Kazakhstan has been rebuilding in the past year and is a little raw, although 11th in Fukuoka was a solid result worthy of Japan’s respect. Kazakhstan almost has a stranglehold on the event, winning six of the last seven titles, missing the final in 2006 as China beat Japan in the final.
Hong Kong has yet to appear on the dais, three times losing bronze-medal encounters.
Singapore was in the first three gold-medal finals and last stood on the dais for third in 1986.
China has won all three titles on offer and appears to have the best chance of winning, considering its recent form and historical record. Watch out for Jing Zhang and Yiwen Lu.

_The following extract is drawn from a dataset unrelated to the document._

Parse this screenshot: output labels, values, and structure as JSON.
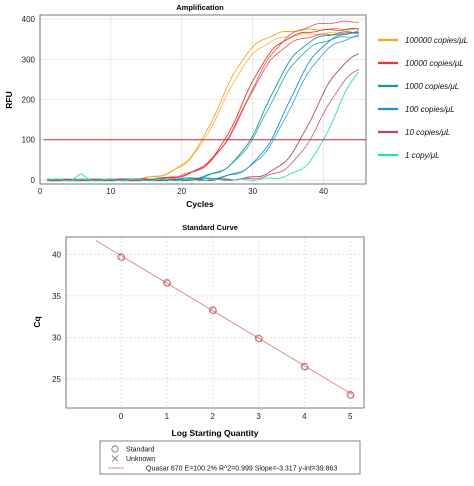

Japan has been consistently working hard to improve its ranking and should be the closest team to China, however China beat Japan for 13th place in Fukuoka, Japan in July at the World Aquatics Championships, with a hefty 18-10 margin. Japan was second in 2014 and collected bronze in 2018. Players to watch include superstar Yumi Arima and Eruna Ura.
Kazakhstan has collected three medals with second in 2010, third in 2014 and silver in 2018. In Fukuoka it finished just behind China and Japan in the rankings. Viktoriya Khritankova and Viktoriya Kaplun will be on fire, especially Kaplun with her fine recent showing at the junior world championships.
Uzbekistan did not appear in 2018, but did claim bronze in the inaugural year and was fourth in 2014.
The People’s Republic of Korea is a newcomer to this level, although did host the Gwangju world championship tournament in 2019 and created a stir.
Singapore was fifth in 2014 and makes a second appearance. The nation has a history of playing the South-East Asian Games and now takes a dip in the Asian Games pool.
Thailand was fourth last time out and more recently contested the World Aquatics Challengers’ Cup in Barranquilla, Colombia, winning the silver medal in 2021.